Global Markets

NSE joins UN’s Sustainable Stock Exchange’s global initiative


Nairobi Securities Exchange trading floor. FILE PHOTO | NMG

The Nairobi Securities Exchange (NSE) #ticker:NSE has joined the Sustainable Stock Exchange (SSE)’s derivatives exchanges network, looking to promote sustainable development through its derivatives market.

The UN-backed voluntary commitment promotes long-term sustainable investment and improved environmental, social and corporate governance disclosure and performance among its issuers.

“The NSE made a commitment to support a sustainable economy through undertaking various strategic interventions,” said chief executive Geoffrey Odundo in a statement.

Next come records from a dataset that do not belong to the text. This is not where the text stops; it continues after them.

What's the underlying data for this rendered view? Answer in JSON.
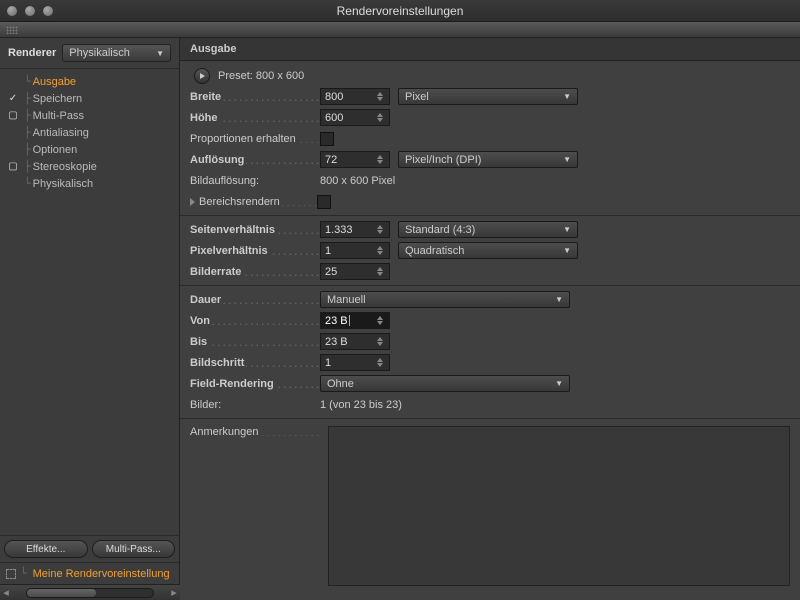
{
  "window": {
    "title": "Rendervoreinstellungen"
  },
  "sidebar": {
    "renderer_label": "Renderer",
    "renderer_value": "Physikalisch",
    "items": [
      {
        "label": "Ausgabe",
        "active": true,
        "check": ""
      },
      {
        "label": "Speichern",
        "active": false,
        "check": "✓"
      },
      {
        "label": "Multi-Pass",
        "active": false,
        "check": "□"
      },
      {
        "label": "Antialiasing",
        "active": false,
        "check": ""
      },
      {
        "label": "Optionen",
        "active": false,
        "check": ""
      },
      {
        "label": "Stereoskopie",
        "active": false,
        "check": "□"
      },
      {
        "label": "Physikalisch",
        "active": false,
        "check": ""
      }
    ],
    "btn_effects": "Effekte...",
    "btn_multipass": "Multi-Pass...",
    "my_render": "Meine Rendervoreinstellung"
  },
  "panel": {
    "title": "Ausgabe",
    "preset_label": "Preset: 800 x 600",
    "width_label": "Breite",
    "width_value": "800",
    "height_label": "Höhe",
    "height_value": "600",
    "unit_pixel": "Pixel",
    "lock_label": "Proportionen erhalten",
    "res_label": "Auflösung",
    "res_value": "72",
    "res_unit": "Pixel/Inch (DPI)",
    "imgres_label": "Bildauflösung:",
    "imgres_value": "800 x 600 Pixel",
    "region_label": "Bereichsrendern",
    "filmaspect_label": "Seitenverhältnis",
    "filmaspect_value": "1.333",
    "filmaspect_preset": "Standard (4:3)",
    "pixelaspect_label": "Pixelverhältnis",
    "pixelaspect_value": "1",
    "pixelaspect_preset": "Quadratisch",
    "fps_label": "Bilderrate",
    "fps_value": "25",
    "range_label": "Dauer",
    "range_value": "Manuell",
    "from_label": "Von",
    "from_value": "23 B",
    "to_label": "Bis",
    "to_value": "23 B",
    "step_label": "Bildschritt",
    "step_value": "1",
    "field_label": "Field-Rendering",
    "field_value": "Ohne",
    "frames_label": "Bilder:",
    "frames_value": "1 (von 23 bis 23)",
    "notes_label": "Anmerkungen"
  }
}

“We are keen on introducing commodity derivatives that specifically align with sustainability objectives, such as those supporting the transition to a low-carbon economy.”

The NSE launched its derivatives market in 2019 in an effort to diversify its portfolio and boost traded liquidity.

Derivatives are an investment tool whose value is derived from an underlying asset like bonds, commodities, currencies, interest rates, market indexes and stocks based on the expected future price movement of the asset.

The NSE has been putting in place a number of initiatives to promote the use of Environmental, Social and Governance (ESG) principles among listed firms.

The rush by companies to improve their ESG policies has been driven by investors being increasingly keen on how the companies are impacting the environment and the wider society, corporate governance practices and fraud mitigation.

The NSE last October issued ESG guidelines for the listed firms in partnership with Global Reporting Initiative, becoming the fourth stock exchange in Africa to launch such a manual.

Under the guidelines, listed firms are now required to publish annual sustainability reports that show investors how they deal with issues such as corruption, customers’ data privacy and environmental impact.

The ESG reporting will be integrated into the normal annual reports or in separate sustainability reports. Listed companies will have a grace period of one year to familiarise themselves with the new guidelines before commencing reporting.

The disclosures are expected to enhance transparency around listed firms, helping unlock new investments, especially from international investors.